Don’t let education be a victim
Needless to say, the Covid-19 crisis is unlike anything the modern world has encountered before -- in both its proportions and adverse impact.
It has wreaked havoc across nearly all aspects of daily life, overwhelmed health sectors, and created dangerously destabilized economies across the globe.
Another area that continues to leave in distress is education.
With social distancing measures in place and lockdowns still effective in numerous countries, education had momentarily come to a near standstill, before creaking back to functionality as institutions introduced online learning in order to stay on track.
But is this enough?
Unesco’s Global Education Monitoring (GEM) report estimates that the recession following Covid-19 is likely to set aid to education back by six years -- something we cannot afford to let happen.

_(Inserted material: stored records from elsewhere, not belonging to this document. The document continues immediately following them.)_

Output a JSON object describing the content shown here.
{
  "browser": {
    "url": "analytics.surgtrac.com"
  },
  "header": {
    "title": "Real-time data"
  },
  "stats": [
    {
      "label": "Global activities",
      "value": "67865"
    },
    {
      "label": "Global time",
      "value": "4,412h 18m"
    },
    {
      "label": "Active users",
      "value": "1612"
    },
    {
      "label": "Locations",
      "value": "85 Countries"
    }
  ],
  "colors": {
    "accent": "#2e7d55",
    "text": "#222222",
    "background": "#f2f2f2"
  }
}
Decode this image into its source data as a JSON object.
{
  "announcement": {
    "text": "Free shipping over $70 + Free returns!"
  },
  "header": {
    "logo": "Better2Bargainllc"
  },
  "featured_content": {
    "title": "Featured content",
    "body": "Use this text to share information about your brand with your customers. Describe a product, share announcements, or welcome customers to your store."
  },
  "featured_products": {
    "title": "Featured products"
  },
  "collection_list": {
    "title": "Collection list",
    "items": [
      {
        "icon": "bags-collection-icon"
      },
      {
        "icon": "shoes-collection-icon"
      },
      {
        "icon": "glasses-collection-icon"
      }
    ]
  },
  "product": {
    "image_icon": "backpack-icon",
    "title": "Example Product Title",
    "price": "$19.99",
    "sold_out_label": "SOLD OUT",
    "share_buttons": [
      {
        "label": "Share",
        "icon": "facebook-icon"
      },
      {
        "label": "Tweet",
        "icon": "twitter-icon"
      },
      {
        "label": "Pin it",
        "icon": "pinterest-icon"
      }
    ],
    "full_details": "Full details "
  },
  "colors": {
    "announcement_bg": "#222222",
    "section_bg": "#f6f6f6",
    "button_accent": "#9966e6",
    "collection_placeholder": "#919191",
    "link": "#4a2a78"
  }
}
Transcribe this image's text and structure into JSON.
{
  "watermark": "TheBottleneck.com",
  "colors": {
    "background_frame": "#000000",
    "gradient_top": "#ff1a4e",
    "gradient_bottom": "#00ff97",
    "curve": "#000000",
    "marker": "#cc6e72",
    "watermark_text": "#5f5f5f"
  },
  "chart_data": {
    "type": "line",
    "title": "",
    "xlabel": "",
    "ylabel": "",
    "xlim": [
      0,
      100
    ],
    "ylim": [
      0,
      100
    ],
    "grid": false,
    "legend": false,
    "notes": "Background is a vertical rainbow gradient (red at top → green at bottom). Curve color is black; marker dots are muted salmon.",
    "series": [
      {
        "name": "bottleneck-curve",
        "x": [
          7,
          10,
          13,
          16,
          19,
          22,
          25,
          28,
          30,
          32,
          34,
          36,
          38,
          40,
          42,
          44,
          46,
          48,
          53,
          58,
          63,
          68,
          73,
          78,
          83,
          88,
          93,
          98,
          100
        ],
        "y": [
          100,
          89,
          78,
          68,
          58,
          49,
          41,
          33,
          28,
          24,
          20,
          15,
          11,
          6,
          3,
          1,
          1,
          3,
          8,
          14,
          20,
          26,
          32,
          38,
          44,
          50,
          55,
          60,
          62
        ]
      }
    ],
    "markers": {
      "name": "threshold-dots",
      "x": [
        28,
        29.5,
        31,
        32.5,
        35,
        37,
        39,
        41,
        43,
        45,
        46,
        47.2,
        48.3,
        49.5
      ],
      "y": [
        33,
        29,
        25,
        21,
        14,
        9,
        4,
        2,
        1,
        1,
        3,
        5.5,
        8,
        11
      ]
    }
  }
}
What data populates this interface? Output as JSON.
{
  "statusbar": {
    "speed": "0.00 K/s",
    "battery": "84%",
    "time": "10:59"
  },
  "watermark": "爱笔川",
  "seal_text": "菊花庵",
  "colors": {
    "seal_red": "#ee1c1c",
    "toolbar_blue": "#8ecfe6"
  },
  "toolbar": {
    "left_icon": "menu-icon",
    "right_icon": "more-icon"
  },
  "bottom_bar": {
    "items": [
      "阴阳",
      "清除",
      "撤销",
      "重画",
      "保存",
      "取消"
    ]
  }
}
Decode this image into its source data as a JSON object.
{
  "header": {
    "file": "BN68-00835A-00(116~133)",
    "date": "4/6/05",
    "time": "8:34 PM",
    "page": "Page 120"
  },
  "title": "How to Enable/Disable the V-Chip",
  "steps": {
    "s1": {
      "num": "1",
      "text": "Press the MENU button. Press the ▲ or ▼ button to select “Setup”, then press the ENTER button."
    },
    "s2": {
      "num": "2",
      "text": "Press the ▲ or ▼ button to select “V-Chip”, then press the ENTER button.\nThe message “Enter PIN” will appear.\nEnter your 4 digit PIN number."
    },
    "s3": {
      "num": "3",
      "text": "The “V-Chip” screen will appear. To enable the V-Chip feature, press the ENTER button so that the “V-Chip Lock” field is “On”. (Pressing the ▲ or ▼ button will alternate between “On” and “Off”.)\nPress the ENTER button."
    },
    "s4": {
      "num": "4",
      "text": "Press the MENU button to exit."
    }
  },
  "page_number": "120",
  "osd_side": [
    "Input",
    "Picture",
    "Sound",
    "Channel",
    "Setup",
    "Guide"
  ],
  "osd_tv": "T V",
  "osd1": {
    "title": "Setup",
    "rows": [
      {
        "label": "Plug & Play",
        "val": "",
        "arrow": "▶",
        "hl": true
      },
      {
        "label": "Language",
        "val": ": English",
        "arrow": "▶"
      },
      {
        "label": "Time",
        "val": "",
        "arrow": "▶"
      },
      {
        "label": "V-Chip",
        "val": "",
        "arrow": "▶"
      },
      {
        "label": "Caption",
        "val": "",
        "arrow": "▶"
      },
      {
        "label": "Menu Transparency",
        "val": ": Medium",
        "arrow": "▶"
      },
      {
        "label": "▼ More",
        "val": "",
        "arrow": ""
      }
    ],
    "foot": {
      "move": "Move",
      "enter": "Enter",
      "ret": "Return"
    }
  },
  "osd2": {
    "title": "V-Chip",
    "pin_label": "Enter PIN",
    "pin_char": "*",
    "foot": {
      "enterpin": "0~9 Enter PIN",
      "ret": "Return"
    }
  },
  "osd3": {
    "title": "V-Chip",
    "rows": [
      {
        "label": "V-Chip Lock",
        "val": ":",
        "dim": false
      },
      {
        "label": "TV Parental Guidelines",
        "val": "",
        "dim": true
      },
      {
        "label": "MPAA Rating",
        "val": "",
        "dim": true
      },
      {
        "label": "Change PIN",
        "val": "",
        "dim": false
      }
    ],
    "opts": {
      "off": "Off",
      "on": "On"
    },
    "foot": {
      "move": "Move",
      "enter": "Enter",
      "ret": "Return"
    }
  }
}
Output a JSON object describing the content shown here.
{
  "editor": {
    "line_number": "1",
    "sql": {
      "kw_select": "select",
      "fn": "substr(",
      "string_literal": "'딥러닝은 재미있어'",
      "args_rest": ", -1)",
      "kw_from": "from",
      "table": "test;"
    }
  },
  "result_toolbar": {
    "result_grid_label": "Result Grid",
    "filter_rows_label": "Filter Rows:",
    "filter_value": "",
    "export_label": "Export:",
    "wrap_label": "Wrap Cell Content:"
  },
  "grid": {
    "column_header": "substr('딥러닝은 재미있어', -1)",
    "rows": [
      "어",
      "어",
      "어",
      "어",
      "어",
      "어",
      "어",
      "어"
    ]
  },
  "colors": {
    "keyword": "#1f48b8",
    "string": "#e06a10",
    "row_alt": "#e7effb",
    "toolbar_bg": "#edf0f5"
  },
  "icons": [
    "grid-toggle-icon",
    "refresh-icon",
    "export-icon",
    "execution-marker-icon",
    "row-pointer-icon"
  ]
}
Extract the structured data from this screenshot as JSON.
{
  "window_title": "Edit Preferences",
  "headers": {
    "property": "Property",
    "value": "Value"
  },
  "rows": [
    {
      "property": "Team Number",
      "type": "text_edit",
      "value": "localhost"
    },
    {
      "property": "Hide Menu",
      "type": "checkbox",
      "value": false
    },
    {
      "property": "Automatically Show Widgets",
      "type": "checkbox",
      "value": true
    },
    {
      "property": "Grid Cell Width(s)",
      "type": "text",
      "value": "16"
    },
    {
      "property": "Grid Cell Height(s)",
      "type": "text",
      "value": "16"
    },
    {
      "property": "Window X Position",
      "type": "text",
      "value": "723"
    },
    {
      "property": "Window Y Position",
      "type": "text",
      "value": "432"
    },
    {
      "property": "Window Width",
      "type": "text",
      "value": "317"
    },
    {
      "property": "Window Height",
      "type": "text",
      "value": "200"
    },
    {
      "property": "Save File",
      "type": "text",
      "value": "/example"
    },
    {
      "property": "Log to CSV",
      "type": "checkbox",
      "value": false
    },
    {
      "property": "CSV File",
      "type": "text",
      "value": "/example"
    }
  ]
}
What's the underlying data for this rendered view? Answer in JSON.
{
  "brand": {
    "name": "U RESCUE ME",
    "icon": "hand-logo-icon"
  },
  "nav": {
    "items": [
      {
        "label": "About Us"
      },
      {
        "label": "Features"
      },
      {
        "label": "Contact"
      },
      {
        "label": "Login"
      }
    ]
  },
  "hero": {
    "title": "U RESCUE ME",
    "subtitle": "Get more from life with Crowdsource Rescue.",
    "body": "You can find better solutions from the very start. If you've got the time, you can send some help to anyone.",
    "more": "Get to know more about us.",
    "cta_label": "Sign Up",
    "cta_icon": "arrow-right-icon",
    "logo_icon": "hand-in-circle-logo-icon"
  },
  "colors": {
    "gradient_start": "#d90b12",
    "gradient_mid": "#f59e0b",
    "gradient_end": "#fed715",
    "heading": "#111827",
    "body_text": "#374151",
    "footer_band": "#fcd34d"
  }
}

Additionally, Audrey Azoulay, director-general of Unesco, has said that it is imperative we prioritize funding education now more than ever before.
In addition to aid, education must also be given due importance in domestic budgetary allocations if we are to prevent setting back SDG 4, which is a global education goal. It is important to acknowledge that, as a result of being an unprecedented catastrophe, the initial response to it, while inadequate, was understandable.
However, as time goes by and the situation either worsens or plateaus, we must look to developing innovative solutions to counteract the primary effects of the pandemic.
This will include further polishing online education systems, as well as redesigning many existing plans and policies to better fit the current situation. And to implement these innovative policies that come up in the future, the role of ample funding will be unparalleled.
The threat to education is grave, and this pandemic is as much a crisis of education as it is a health care or economic crisis. We must treat it as such.